Von den 620 Abgeordneten des Bundestages waren nur 211 anwesend, wie sich bei einem Hammelsprung zu einem Antrag von SPD und Grünen herausstellte. Der Hammelsprung ist ein Abstimmungsverfahren, bei dem die Abgeordneten durch die Türen des Bundestages gehen und dabei gezählt werden. Nach der Zählung musste die Sitzung wegen Abgeordnetenmangels beendet werden, denn um beschlussfähig zu sein, müssen im Bundestag mehr als die Hälfte der 620 Abgeordneten anwesend sein. Daraufhin zog sich der Ältestenrat des Bundestages zu Beratungen zurück, ob die Sitzung weitergeführt werden könne - und kam zu dem Schluss: Sie konnte nicht.

CDU/CSU und FDP haben zusammen 330 Sitze im Bundestag und könnten die Beschlussfähigkeit selbst herstellen, wenn alle Koalitionsabgeordneten da wären.

Gegenseitige Schuldzuweisungen

In Berlin äußerten sich Vertreter von CDU und CSU dennoch wütend auf die Opposition. CDU-Generalsekretär Hermann Gröhe sprach von einer "Arbeitsverweigerung der Opposition", sein CSU-Kollege Alexander Dobrindt hielt der Opposition unparlamentarisches Verhalten vor. Die FDP, die dem Betreuungsgeld sehr skeptisch gegenübersteht, hielt sich zurück. In Kreisen der FDP-Fraktion hieß es aber, die Verweigerung der Abstimmung komme einem Parlamentsboykott der Opposition gleich.

SPD-Parlaments-Geschäftsführer Thomas Oppermann gab hingegen der Koalition die Schuld für den Abbruch der Bundestagssitzung am Freitag. 126 der Parlamentarier von Union und FDP seien nicht im Plenum gewesen, sagte Oppermann in Berlin.
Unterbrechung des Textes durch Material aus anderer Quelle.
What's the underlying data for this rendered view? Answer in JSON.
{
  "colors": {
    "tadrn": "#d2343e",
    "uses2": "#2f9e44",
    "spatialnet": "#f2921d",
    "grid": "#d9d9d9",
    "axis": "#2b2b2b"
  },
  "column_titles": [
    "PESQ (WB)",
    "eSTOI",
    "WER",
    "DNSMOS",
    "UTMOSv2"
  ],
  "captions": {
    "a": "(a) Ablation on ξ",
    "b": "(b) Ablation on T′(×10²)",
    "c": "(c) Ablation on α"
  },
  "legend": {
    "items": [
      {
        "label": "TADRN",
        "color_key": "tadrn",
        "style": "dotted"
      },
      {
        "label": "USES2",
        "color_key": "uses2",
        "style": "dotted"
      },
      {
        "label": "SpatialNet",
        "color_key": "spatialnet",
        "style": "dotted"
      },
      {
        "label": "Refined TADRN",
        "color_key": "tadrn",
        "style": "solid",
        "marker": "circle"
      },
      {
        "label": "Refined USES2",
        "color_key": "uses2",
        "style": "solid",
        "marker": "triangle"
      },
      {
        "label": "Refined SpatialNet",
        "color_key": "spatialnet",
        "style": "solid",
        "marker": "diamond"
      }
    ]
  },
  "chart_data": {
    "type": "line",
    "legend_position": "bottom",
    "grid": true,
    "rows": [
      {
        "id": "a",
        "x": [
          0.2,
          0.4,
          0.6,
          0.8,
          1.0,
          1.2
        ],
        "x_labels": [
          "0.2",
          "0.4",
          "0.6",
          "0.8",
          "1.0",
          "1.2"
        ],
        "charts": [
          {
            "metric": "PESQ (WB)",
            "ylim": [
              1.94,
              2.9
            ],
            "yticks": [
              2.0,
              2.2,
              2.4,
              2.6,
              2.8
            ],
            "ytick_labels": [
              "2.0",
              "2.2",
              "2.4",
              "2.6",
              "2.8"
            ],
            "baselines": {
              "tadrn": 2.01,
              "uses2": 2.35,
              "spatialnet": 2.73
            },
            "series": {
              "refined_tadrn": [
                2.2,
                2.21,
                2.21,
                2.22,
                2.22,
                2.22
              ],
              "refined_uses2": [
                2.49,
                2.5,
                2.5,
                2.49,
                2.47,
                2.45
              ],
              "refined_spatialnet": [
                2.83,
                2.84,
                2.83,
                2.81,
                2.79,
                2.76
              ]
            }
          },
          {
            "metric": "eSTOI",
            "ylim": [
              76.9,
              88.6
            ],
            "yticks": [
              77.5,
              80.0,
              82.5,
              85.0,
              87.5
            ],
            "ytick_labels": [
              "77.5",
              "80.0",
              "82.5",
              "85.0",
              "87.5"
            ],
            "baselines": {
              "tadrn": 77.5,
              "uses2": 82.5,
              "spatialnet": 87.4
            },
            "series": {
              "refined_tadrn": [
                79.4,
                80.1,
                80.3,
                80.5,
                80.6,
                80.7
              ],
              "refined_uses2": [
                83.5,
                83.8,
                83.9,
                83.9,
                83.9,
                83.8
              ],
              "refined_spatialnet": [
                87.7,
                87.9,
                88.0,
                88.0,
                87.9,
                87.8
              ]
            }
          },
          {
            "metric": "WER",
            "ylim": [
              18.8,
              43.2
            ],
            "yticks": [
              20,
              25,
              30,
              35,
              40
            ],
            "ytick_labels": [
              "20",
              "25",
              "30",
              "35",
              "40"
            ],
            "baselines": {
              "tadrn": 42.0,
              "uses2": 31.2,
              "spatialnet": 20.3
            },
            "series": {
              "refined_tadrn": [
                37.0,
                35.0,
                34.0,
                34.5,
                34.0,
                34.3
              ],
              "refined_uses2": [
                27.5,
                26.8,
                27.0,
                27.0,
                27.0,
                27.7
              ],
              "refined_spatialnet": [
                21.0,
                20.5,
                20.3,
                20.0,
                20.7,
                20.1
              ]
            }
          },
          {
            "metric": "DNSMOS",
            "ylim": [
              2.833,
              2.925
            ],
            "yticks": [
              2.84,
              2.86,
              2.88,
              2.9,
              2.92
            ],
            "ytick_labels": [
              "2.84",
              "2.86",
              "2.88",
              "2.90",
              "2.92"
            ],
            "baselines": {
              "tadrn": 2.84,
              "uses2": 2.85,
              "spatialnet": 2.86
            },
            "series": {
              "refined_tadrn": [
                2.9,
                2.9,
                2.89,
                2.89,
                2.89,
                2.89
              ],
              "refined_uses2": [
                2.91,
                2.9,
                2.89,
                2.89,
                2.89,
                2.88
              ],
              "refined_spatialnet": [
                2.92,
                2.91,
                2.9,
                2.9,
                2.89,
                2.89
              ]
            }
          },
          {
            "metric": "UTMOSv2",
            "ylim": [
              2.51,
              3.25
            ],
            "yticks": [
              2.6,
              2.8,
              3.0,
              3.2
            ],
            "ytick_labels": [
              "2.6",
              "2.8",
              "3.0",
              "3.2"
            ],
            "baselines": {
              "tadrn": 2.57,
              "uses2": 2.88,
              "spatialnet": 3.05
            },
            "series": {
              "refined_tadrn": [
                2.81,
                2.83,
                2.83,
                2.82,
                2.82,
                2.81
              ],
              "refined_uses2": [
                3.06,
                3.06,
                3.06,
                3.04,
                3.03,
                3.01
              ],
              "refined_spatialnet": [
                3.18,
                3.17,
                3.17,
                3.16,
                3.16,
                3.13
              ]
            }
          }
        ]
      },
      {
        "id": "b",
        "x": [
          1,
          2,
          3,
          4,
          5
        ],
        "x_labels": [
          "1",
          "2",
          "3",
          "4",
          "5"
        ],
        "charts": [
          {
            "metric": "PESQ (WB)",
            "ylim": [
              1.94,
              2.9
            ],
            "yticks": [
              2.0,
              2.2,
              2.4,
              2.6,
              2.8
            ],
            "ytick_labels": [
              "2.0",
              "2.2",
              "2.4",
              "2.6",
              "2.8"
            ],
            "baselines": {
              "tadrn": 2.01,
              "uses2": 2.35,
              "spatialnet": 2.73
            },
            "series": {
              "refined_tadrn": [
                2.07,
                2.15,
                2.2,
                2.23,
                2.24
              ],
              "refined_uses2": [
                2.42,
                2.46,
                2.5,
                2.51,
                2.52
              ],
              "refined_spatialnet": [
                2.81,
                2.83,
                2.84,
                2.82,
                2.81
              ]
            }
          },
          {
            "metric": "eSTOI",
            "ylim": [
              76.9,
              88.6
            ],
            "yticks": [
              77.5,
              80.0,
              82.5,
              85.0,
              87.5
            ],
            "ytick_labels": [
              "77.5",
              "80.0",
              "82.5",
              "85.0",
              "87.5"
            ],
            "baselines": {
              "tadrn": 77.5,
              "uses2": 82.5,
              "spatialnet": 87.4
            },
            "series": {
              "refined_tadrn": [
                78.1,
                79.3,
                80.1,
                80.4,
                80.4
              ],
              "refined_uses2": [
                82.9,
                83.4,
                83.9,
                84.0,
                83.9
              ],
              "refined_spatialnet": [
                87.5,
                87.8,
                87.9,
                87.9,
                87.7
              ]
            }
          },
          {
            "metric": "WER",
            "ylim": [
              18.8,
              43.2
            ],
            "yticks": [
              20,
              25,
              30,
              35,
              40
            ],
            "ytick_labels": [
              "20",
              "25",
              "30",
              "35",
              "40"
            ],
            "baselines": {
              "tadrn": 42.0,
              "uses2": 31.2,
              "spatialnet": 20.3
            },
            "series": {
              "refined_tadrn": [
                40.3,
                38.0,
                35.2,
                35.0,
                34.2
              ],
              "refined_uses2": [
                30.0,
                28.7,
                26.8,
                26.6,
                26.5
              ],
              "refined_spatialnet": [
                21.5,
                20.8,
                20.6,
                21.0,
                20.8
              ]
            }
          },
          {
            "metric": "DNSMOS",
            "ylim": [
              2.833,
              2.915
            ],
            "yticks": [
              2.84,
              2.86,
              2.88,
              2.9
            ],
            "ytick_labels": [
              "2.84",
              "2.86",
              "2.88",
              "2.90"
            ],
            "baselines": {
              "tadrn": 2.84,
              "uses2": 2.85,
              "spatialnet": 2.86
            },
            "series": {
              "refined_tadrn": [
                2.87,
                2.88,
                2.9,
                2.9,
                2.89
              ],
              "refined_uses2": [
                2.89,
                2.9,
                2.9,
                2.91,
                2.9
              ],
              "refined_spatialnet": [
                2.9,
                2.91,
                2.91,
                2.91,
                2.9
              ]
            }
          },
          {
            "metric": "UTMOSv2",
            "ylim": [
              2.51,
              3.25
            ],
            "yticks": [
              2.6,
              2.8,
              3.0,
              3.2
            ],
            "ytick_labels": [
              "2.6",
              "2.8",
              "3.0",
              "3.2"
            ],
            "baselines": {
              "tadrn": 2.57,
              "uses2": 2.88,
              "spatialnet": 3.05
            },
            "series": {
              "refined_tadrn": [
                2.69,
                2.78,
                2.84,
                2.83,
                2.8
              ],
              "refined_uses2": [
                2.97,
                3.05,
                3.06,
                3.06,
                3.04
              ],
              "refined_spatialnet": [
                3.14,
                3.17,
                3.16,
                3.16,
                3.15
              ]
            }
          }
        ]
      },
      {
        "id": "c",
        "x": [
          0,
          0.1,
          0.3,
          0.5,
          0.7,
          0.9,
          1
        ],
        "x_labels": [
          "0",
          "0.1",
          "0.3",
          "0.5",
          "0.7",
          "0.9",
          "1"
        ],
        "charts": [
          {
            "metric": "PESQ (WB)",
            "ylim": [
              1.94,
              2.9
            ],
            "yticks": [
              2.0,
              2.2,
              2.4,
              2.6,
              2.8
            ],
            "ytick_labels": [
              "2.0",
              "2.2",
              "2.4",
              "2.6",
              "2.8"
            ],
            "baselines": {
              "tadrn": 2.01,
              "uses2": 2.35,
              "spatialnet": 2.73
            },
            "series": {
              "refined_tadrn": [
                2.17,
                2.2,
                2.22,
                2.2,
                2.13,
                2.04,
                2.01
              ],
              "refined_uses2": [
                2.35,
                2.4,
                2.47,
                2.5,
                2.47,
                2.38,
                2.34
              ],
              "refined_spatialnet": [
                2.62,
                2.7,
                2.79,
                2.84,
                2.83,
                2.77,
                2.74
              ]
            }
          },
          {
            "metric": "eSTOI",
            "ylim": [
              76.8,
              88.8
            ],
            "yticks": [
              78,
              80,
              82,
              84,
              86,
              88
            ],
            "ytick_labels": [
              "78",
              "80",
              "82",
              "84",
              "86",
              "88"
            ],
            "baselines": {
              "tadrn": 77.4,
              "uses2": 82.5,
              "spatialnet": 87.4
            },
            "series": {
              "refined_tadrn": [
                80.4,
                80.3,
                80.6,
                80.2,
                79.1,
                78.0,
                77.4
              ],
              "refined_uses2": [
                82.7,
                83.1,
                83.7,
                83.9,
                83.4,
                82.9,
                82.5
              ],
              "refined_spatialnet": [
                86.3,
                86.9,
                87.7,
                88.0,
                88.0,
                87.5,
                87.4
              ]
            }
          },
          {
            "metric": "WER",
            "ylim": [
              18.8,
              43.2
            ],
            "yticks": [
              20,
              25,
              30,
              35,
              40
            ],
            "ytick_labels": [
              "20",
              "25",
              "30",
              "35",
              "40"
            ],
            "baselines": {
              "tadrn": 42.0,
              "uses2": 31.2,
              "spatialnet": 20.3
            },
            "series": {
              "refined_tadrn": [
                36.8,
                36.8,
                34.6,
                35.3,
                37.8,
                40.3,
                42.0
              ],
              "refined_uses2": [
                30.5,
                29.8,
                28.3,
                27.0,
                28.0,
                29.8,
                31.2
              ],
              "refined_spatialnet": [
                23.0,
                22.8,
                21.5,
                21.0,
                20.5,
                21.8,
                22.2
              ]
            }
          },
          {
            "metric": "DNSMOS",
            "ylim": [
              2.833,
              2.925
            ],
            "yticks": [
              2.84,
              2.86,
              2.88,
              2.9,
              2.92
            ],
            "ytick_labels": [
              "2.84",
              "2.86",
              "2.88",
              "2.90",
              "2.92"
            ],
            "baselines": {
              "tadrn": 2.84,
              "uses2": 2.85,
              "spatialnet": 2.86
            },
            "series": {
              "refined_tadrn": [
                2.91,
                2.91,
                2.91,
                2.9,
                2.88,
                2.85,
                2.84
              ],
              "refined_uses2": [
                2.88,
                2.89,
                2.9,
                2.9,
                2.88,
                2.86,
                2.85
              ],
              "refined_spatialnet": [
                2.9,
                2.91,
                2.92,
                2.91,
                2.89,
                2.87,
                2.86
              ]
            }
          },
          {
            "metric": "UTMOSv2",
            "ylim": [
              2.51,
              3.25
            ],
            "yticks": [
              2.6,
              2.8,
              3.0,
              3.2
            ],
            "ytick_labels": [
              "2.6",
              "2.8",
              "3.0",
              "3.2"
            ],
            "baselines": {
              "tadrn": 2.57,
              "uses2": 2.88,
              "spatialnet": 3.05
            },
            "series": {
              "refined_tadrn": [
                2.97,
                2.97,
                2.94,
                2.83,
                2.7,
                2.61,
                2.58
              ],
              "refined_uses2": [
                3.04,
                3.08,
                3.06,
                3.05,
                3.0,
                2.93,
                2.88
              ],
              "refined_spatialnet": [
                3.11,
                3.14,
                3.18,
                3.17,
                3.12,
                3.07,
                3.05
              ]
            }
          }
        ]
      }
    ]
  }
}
Es sei nicht Aufgabe der Opposition, die mangelnde Präsenz der Koalition auszugleichen. Nicht wenige Parlamentarier von Schwarz-Gelb seien zudem "aus stummem Protest" gegen das Betreuungsgeld der Sitzung ferngeblieben.
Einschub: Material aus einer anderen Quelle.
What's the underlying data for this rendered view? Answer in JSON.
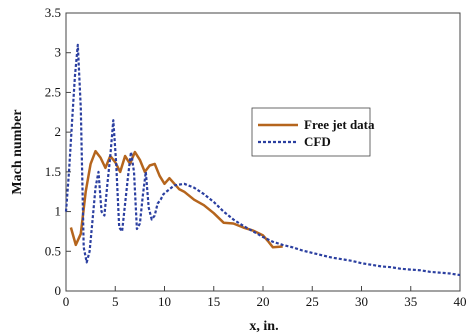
{
  "chart_data": {
    "type": "line",
    "xlabel": "x, in.",
    "ylabel": "Mach number",
    "xlim": [
      0,
      40
    ],
    "ylim": [
      0,
      3.5
    ],
    "xticks": [
      "0",
      "5",
      "10",
      "15",
      "20",
      "25",
      "30",
      "35",
      "40"
    ],
    "yticks": [
      "0",
      "0.5",
      "1",
      "1.5",
      "2",
      "2.5",
      "3",
      "3.5"
    ],
    "grid": false,
    "legend_position": "right",
    "series": [
      {
        "name": "Free jet data",
        "color": "#b5651d",
        "style": "solid",
        "x": [
          0.5,
          1.0,
          1.5,
          2.0,
          2.5,
          3.0,
          3.5,
          4.0,
          4.5,
          5.0,
          5.5,
          6.0,
          6.5,
          7.0,
          7.5,
          8.0,
          8.5,
          9.0,
          9.5,
          10.0,
          10.5,
          11.0,
          11.5,
          12.0,
          13.0,
          14.0,
          15.0,
          16.0,
          17.0,
          18.0,
          19.0,
          20.0,
          20.5,
          21.0,
          22.0
        ],
        "y": [
          0.8,
          0.58,
          0.72,
          1.25,
          1.6,
          1.76,
          1.68,
          1.55,
          1.7,
          1.62,
          1.5,
          1.7,
          1.6,
          1.75,
          1.65,
          1.5,
          1.58,
          1.6,
          1.45,
          1.35,
          1.42,
          1.35,
          1.28,
          1.25,
          1.15,
          1.08,
          0.98,
          0.86,
          0.85,
          0.8,
          0.76,
          0.7,
          0.63,
          0.55,
          0.56
        ]
      },
      {
        "name": "CFD",
        "color": "#2b3fa0",
        "style": "dashed",
        "x": [
          0,
          0.3,
          0.6,
          0.9,
          1.2,
          1.5,
          1.8,
          2.1,
          2.4,
          2.7,
          3.0,
          3.3,
          3.6,
          3.9,
          4.2,
          4.5,
          4.8,
          5.1,
          5.4,
          5.7,
          6.0,
          6.3,
          6.6,
          6.9,
          7.2,
          7.5,
          7.8,
          8.1,
          8.4,
          8.7,
          9.0,
          9.3,
          9.6,
          9.9,
          10.5,
          11.0,
          12.0,
          13.0,
          14.0,
          15.0,
          16.0,
          17.0,
          18.0,
          19.0,
          20.0,
          21.0,
          22.0,
          23.0,
          24.0,
          25.0,
          26.0,
          27.0,
          28.0,
          29.0,
          30.0,
          31.0,
          32.0,
          33.0,
          34.0,
          35.0,
          36.0,
          37.0,
          38.0,
          39.0,
          40.0
        ],
        "y": [
          1.0,
          1.5,
          2.1,
          2.7,
          3.1,
          2.3,
          0.55,
          0.36,
          0.5,
          0.9,
          1.3,
          1.5,
          1.0,
          0.95,
          1.35,
          1.7,
          2.15,
          1.6,
          0.8,
          0.75,
          1.1,
          1.45,
          1.75,
          1.5,
          0.78,
          0.85,
          1.2,
          1.5,
          1.05,
          0.9,
          0.95,
          1.1,
          1.15,
          1.22,
          1.28,
          1.33,
          1.35,
          1.3,
          1.22,
          1.12,
          1.0,
          0.9,
          0.82,
          0.75,
          0.68,
          0.62,
          0.58,
          0.55,
          0.51,
          0.48,
          0.45,
          0.42,
          0.4,
          0.38,
          0.35,
          0.33,
          0.31,
          0.3,
          0.28,
          0.27,
          0.26,
          0.24,
          0.23,
          0.22,
          0.2
        ]
      }
    ]
  }
}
Ähnlich äußerte sich sein Grünen-Kollege Volker Beck. Es habe seitens der Oppositionsspitzen keinerlei Weisung gegeben, der Sitzung fernzubleiben.
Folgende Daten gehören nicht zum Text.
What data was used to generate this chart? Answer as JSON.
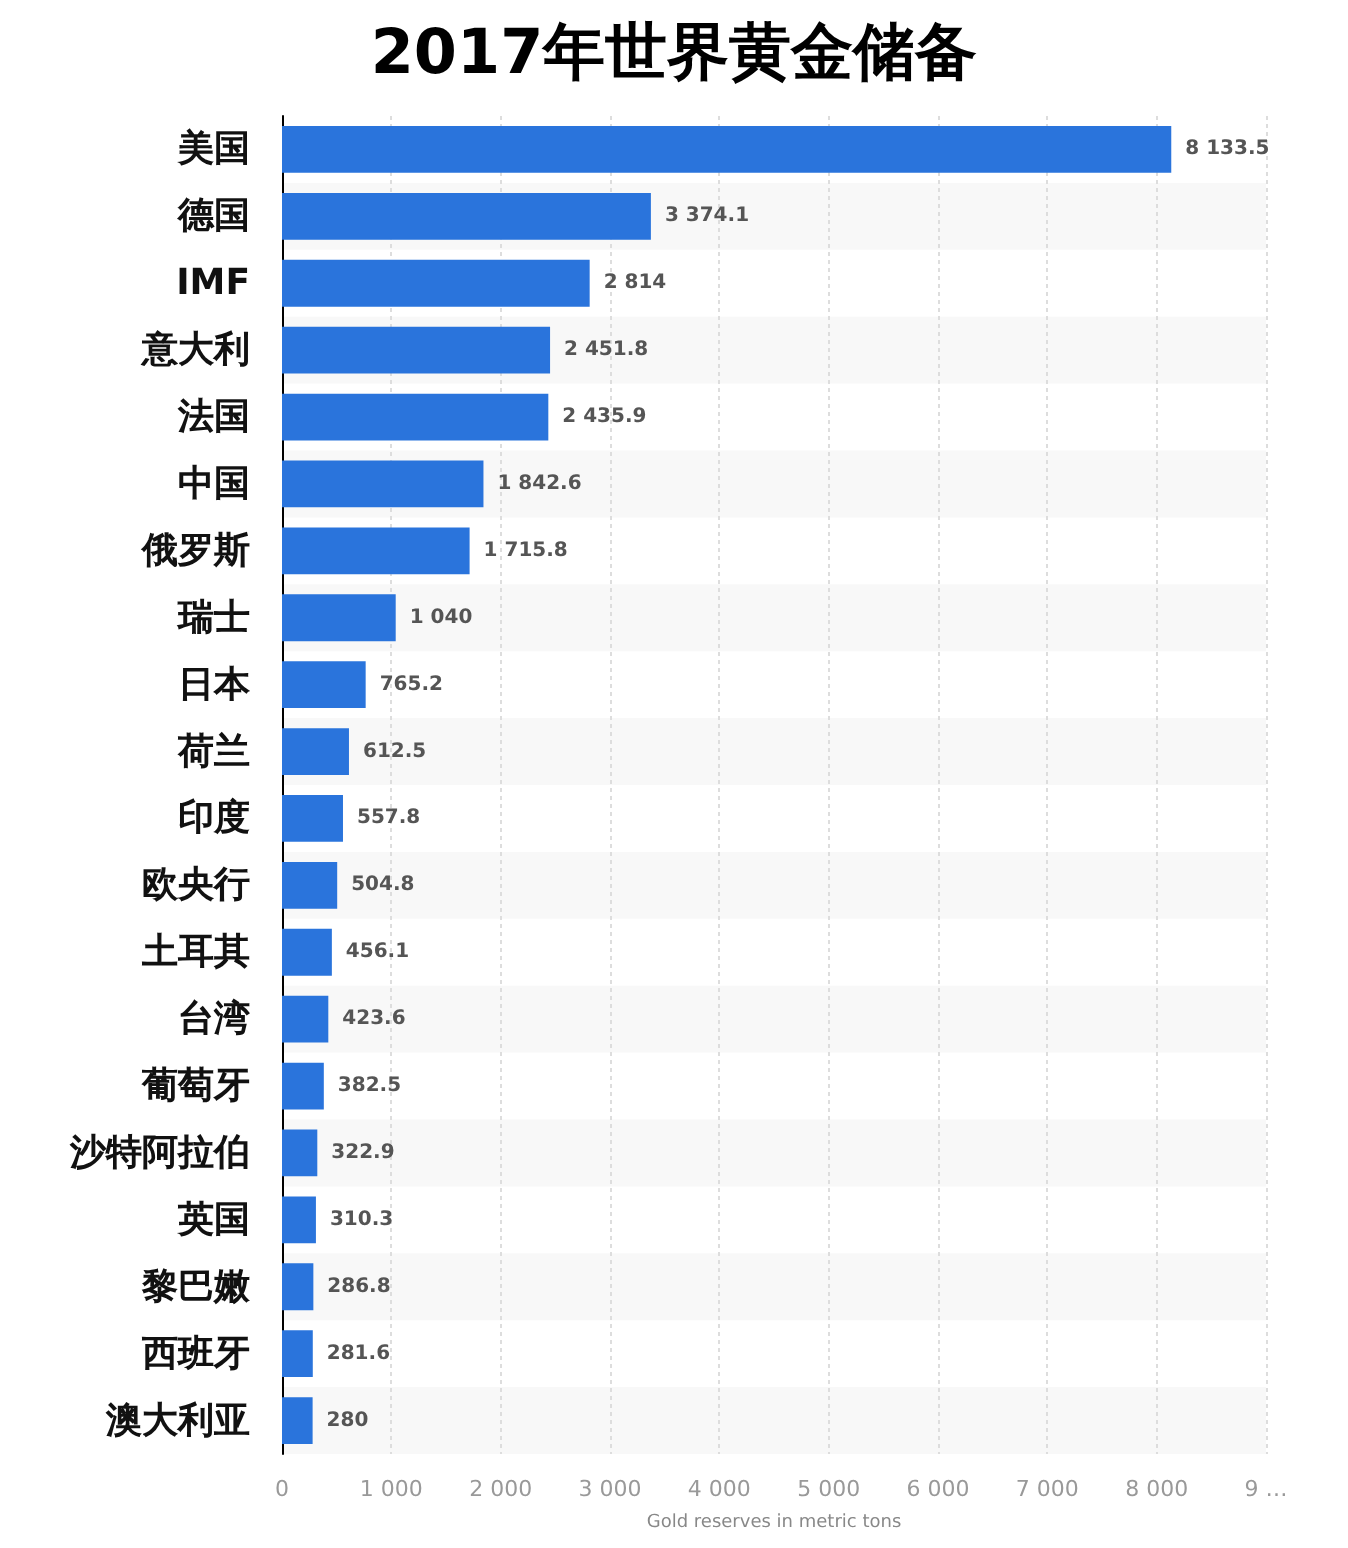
{
  "chart_data": {
    "type": "bar",
    "orientation": "horizontal",
    "title": "2017年世界黄金储备",
    "xlabel": "Gold reserves in metric tons",
    "categories": [
      "美国",
      "德国",
      "IMF",
      "意大利",
      "法国",
      "中国",
      "俄罗斯",
      "瑞士",
      "日本",
      "荷兰",
      "印度",
      "欧央行",
      "土耳其",
      "台湾",
      "葡萄牙",
      "沙特阿拉伯",
      "英国",
      "黎巴嫩",
      "西班牙",
      "澳大利亚"
    ],
    "values": [
      8133.5,
      3374.1,
      2814,
      2451.8,
      2435.9,
      1842.6,
      1715.8,
      1040,
      765.2,
      612.5,
      557.8,
      504.8,
      456.1,
      423.6,
      382.5,
      322.9,
      310.3,
      286.8,
      281.6,
      280
    ],
    "value_labels": [
      "8 133.5",
      "3 374.1",
      "2 814",
      "2 451.8",
      "2 435.9",
      "1 842.6",
      "1 715.8",
      "1 040",
      "765.2",
      "612.5",
      "557.8",
      "504.8",
      "456.1",
      "423.6",
      "382.5",
      "322.9",
      "310.3",
      "286.8",
      "281.6",
      "280"
    ],
    "color": "#2a74dc",
    "xlim": [
      0,
      9000
    ],
    "xticks": [
      0,
      {
        "value": 1000,
        "label": "1 000"
      },
      {
        "value": 2000,
        "label": "2 000"
      },
      {
        "value": 3000,
        "label": "3 000"
      },
      {
        "value": 4000,
        "label": "4 000"
      },
      {
        "value": 5000,
        "label": "5 000"
      },
      {
        "value": 6000,
        "label": "6 000"
      },
      {
        "value": 7000,
        "label": "7 000"
      },
      {
        "value": 8000,
        "label": "8 000"
      },
      {
        "value": 9000,
        "label": "9 …"
      }
    ],
    "grid": "x"
  }
}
Beschluss erst nach der Sommerpause

Über das Betreuungsgeld soll der Bundestag nun in seiner regulären Sitzung Ende Juni in erster Lesung beraten. Der Beschluss soll dann nach der Sommerpause folgen: Die Union wolle keine Sondersitzung noch vor der Sommerpause beantragen, teilte ein Sprecher der CDU/CSU-Bundestagsfraktion am Freitag in Berlin mit. In Kraft treten soll das von der Opposition ungeliebte Betreuungsgeld zum 1. Januar 2013.

Bundestags-Vizepräsidentin Petra Pau (Linkspartei) hatte die Bundestagssitzung kurz vor 12 Uhr nach der Auszählung des Hammelsprungs vorzeitig beendet. Pau sagte der Deutschen Presse-Agentur, es habe ausreichend Zeit gegeben, um pünktlich zu dem Hammelsprung zu kommen. Für die Abgeordneten außerhalb des Sitzungssaals habe es dafür einen Vorlauf von 20 Minuten gegeben. "Es hat geklingelt von der Toilette bis zur Tiefgarage", sagte sie vor allem an die Koalition gewandt. Die Abgeordneten des Bundestages werden auf diese Weise zu Abstimmungen gerufen, für die sie anwesend sein sollen.

In der Geschäftsordnung des Bundestages heißt es:

§ 45 Feststellung der Beschlußfähigkeit, Folgen der Beschlußunfähigkeit

(1) Der Bundestag ist beschlußfähig, wenn mehr als die Hälfte seiner Mitglieder im Sitzungssaal anwesend ist.

[...]

(3) Nach Feststellung der Beschlußunfähigkeit hebt der Präsident die Sitzung sofort auf. §20 Abs. 5 findet Anwendung. Ein Verlangen auf namentliche Abstimmung bleibt dabei in Kraft. Stimmenthaltungen und ungültige Stimmen zählen bei der Feststellung der Beschlußfähigkeit mit.